Clement's near-impeccable outing helped the Sox end this six-game homestand against Cincinnati and Pittsburgh with a 2.00 team ERA (12 earned runs in 54 innings pitched).

''We looked like a real solid staff," Francona said, ''and I doubt that everybody felt that way coming out of Chicago."

That solid staff yesterday came to include Alan Embree, whose ERA in 10 previous appearances was 15.75. All Embree did was pitch a scoreless eighth and ninth in which he threw all fastballs, none slower than 90 miles per hour, one as fast as 94, and most at 93.

He began the eighth with a strikeout of Humberto Cota on a 93-m.p.h. heater. Wilson then tripled to right on a ball that Trot Nixon probably should have caught. But Embree fanned Michael Restovich on a 94-m.p.h. fastball that eclipsed the outside corner and escaped with a ground out.

The thought in Embree's mind: ''OK, you've done that, now let's go."

That showed in the ninth, a 1-2-3 effort. It might have been, by definition, mop-up duty, but, Embree said, ''It wasn't for me. Not with the month I've had."

The game was all but over by the end of five innings, at which point the Sox led, 8-0. Francona, who needed to rest a hurting Johnny Damon (shoulder) and Manny Ramírez (bruised ankle), used probably his most unconventional lineup of the year: Nixon leading off, Kevin Millar in left field hitting cleanup, John Olerud batting fifth, and Jay Payton in center hitting seventh.

Millar, who's hitting .471 in his last 12 games, singled and scored in the second inning, then produced sacrifice flies in the third and fourth.

In the third, David Ortíz knocked in two with a sizzling shot high off the center-field wall.

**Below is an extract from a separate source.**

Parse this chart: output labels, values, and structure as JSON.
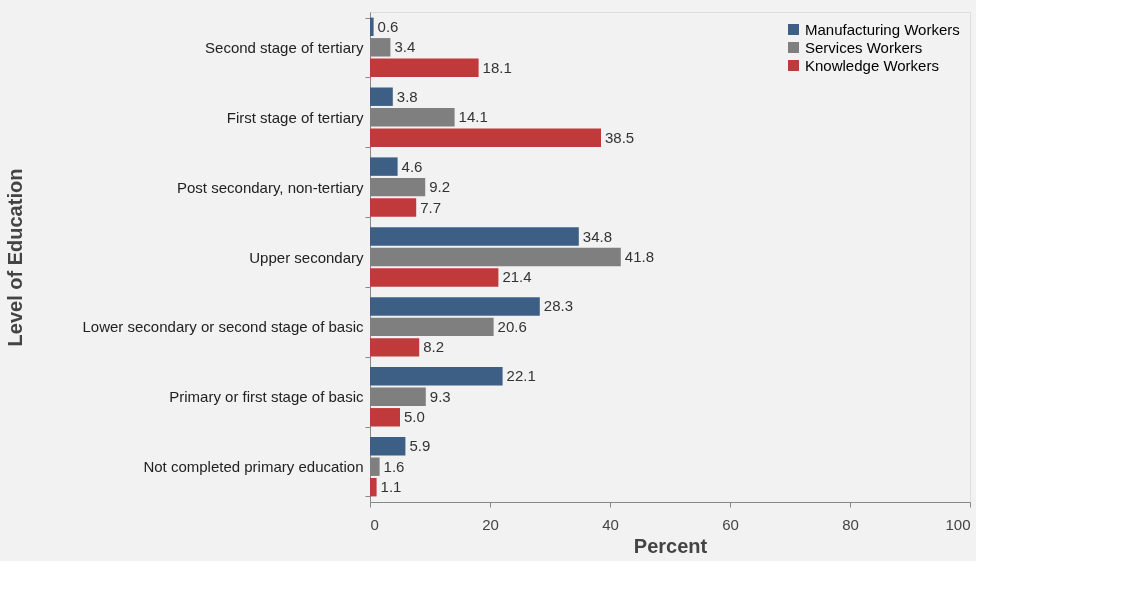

Ortíz, who made the turn at second like a U-Haul cutting a corner at excessive speed, slid into third with a two-run triple.

Millar then knocked him in on the next pitch with a sac fly.

''Millar," Ortíz shouted across the room, his breathing back to normal, ''that's some bull. You were supposed to take a pitch so I could get some air."

Later in the inning, Payton turned a 4-0 lead into a 6-0 margin with a homer that screamed over the Monster.